概要
Tailscale は新しいアクセス制御方式「 grants」の一般提供を発表。 grants は従来のACLよりも簡単に書けて読みやすい上位互換。 ネットワーク制御とアプリケーション権限を 一元管理 可能。 従来のACLも引き続き利用可能で、両者の 共存 が可能。 新機能や移行方法についても柔軟に対応可能。
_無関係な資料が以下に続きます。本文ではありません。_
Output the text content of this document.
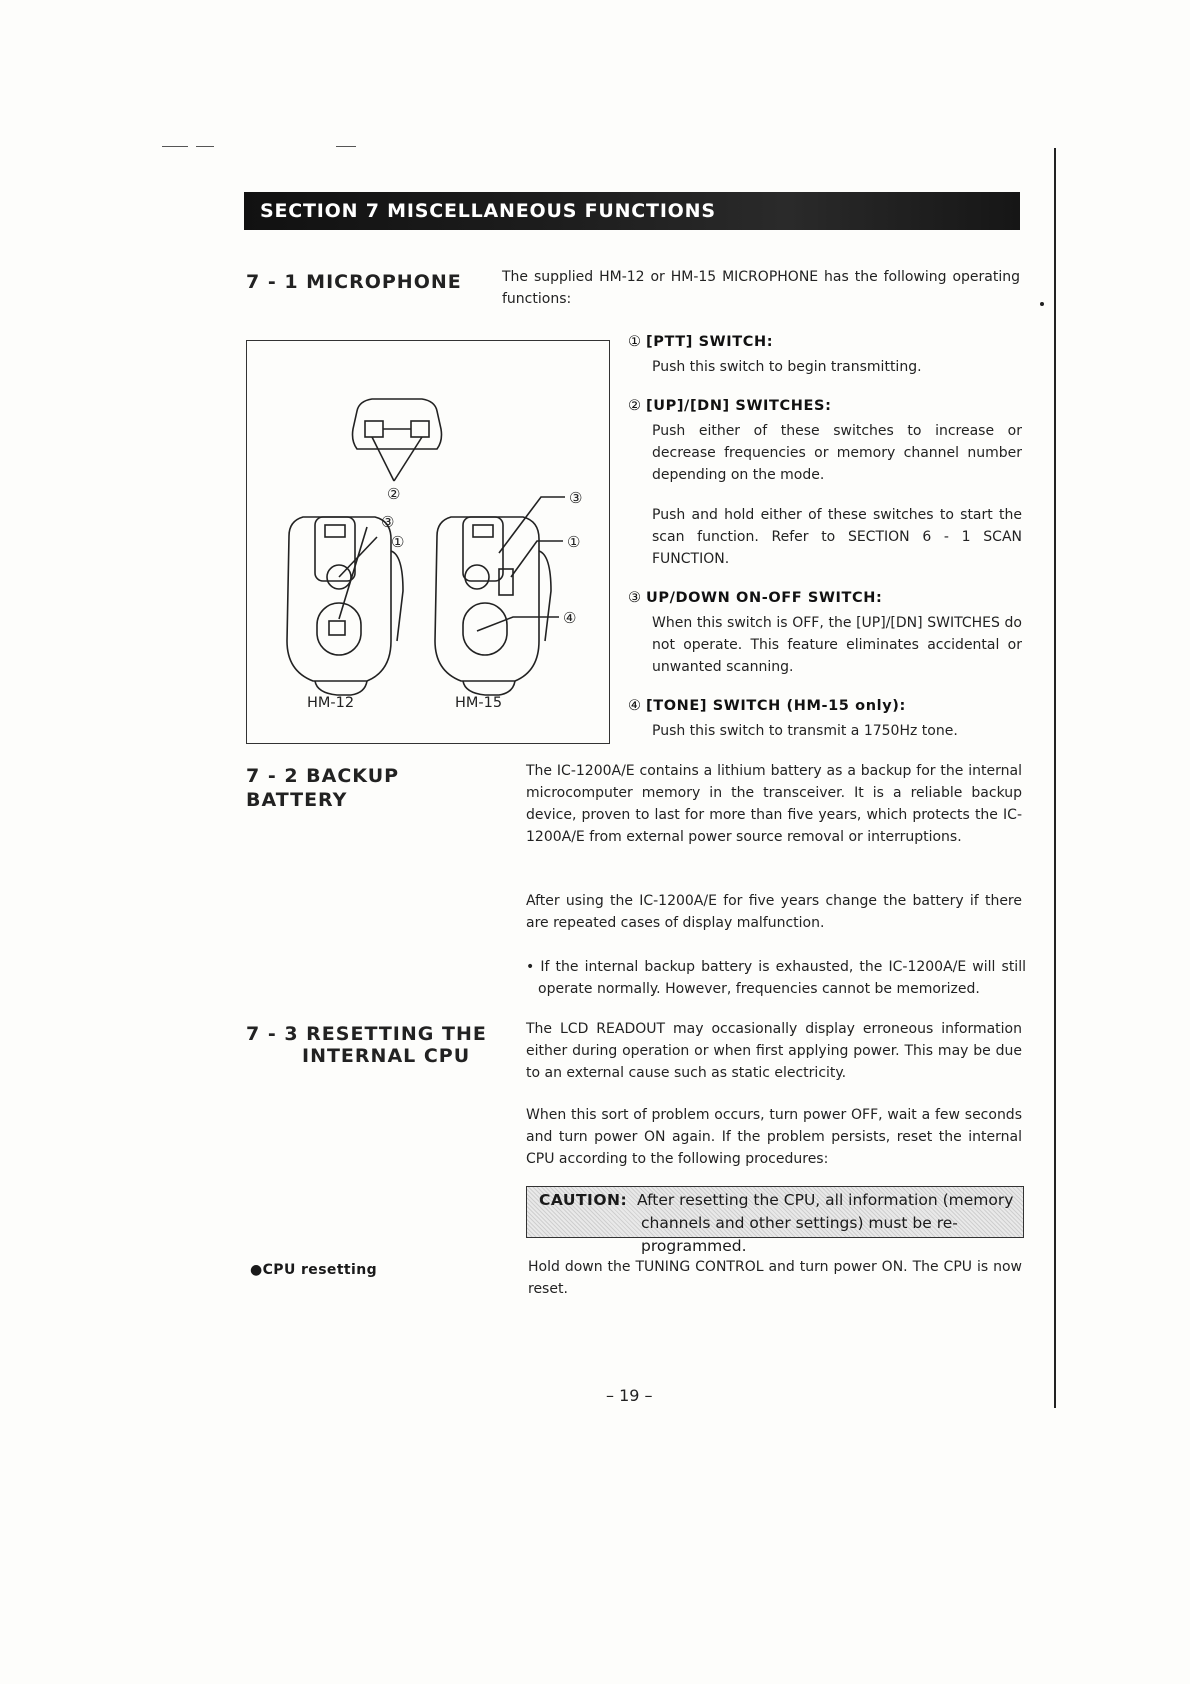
SECTION 7 MISCELLANEOUS FUNCTIONS
7 - 1 MICROPHONE	The supplied HM-12 or HM-15 MICROPHONE has the following operating functions:
②
③
①
③
①
④
HM-12	HM-15
① [PTT] SWITCH:
Push this switch to begin transmitting.
② [UP]/[DN] SWITCHES:
Push either of these switches to increase or decrease frequencies or memory channel number depending on the mode.
Push and hold either of these switches to start the scan function. Refer to SECTION 6 - 1 SCAN FUNCTION.
③ UP/DOWN ON-OFF SWITCH:
When this switch is OFF, the [UP]/[DN] SWITCHES do not operate. This feature eliminates accidental or unwanted scanning.
④ [TONE] SWITCH (HM-15 only):
Push this switch to transmit a 1750Hz tone.
7 - 2 BACKUP BATTERY
The IC-1200A/E contains a lithium battery as a backup for the internal microcomputer memory in the transceiver. It is a reliable backup device, proven to last for more than five years, which protects the IC-1200A/E from external power source removal or interruptions.
After using the IC-1200A/E for five years change the battery if there are repeated cases of display malfunction.
• If the internal backup battery is exhausted, the IC-1200A/E will still operate normally. However, frequencies cannot be memorized.
7 - 3 RESETTING THE
INTERNAL CPU
The LCD READOUT may occasionally display erroneous information either during operation or when first applying power. This may be due to an external cause such as static electricity.
When this sort of problem occurs, turn power OFF, wait a few seconds and turn power ON again. If the problem persists, reset the internal CPU according to the following procedures:
CAUTION: After resetting the CPU, all information (memory
channels and other settings) must be re-programmed.
●CPU resetting	Hold down the TUNING CONTROL and turn power ON. The CPU is now reset.
– 19 –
Tailscaleの新しいアクセス制御「grants」概要
- grants は従来の ACL(Access Control List) を拡張したアクセス制御方式
- すべてのACL設定は grant で表現可能、両者の 共存 もサポート
- 人間にも機械にも読み書きしやすい シンプルな構文設計
- ポートやプロトコルを ipフィールド に統合
- actionフィールド の削除による簡素化
- ACLからの移行が不要、 既存ポリシーはそのまま運用可能
grantsによる新機能と拡張性
- アプリケーション権限 の拡張
- Layer 3のネットワーク制御だけでなく、 アプリケーション認可 も一元管理
- Goライブラリ tsnet でTailscaleをアプリに直接組込むことで、ユーザー認証と権限付与を実現
- 権限情報は JSON形式 で柔軟に定義可能、独自スキーマの利用も自由
- Golink などの社内ツールでの利用例
- Tailscale IDで認証し、grantでユーザーごとに ロール付与 を実現
- ネットワーク制御とアプリケーション認可をTailscaleで一元管理
- アプリ側でユーザーDBを持つ必要がなく、 運用負荷軽減
- 他のOSSツールでの実装例
- TailSQL: tailnet内のプライベートSQLプレイグラウンド
- Setec: 機密管理サービス
- Kubernetes API server proxy: Kubernetesコントロールプレーンへのアクセス管理
viaフィールドによるルーティング制御
- viaフィールド 追加により、出口ノードやサブネットルーター、アプリコネクタ経由のアクセスを柔軟に指定可能
- 例:オフィスごとに異なる出口ノードを指定
- タグ付けされたノードやリージョナルルーティング、高可用性構成でのフェイルオーバーもサポート
既存ポリシーとの互換性と移行
- 既存のACLポリシーはそのまま利用可能
- 強制的な移行や期限、非推奨化はなし
- grants と ACL は同一ポリシー内で併用可能
- 新機能を利用したい場合のみ、 段階的な移行 が可能
- 詳細な移行ガイドも提供
Tailscaleのgrants は、ネットワークとアプリケーションのアクセス制御を統合し、柔軟かつ将来性のある管理体制を実現。 既存の環境を壊すことなく、 スムーズな拡張 と 運用の簡素化 を両立。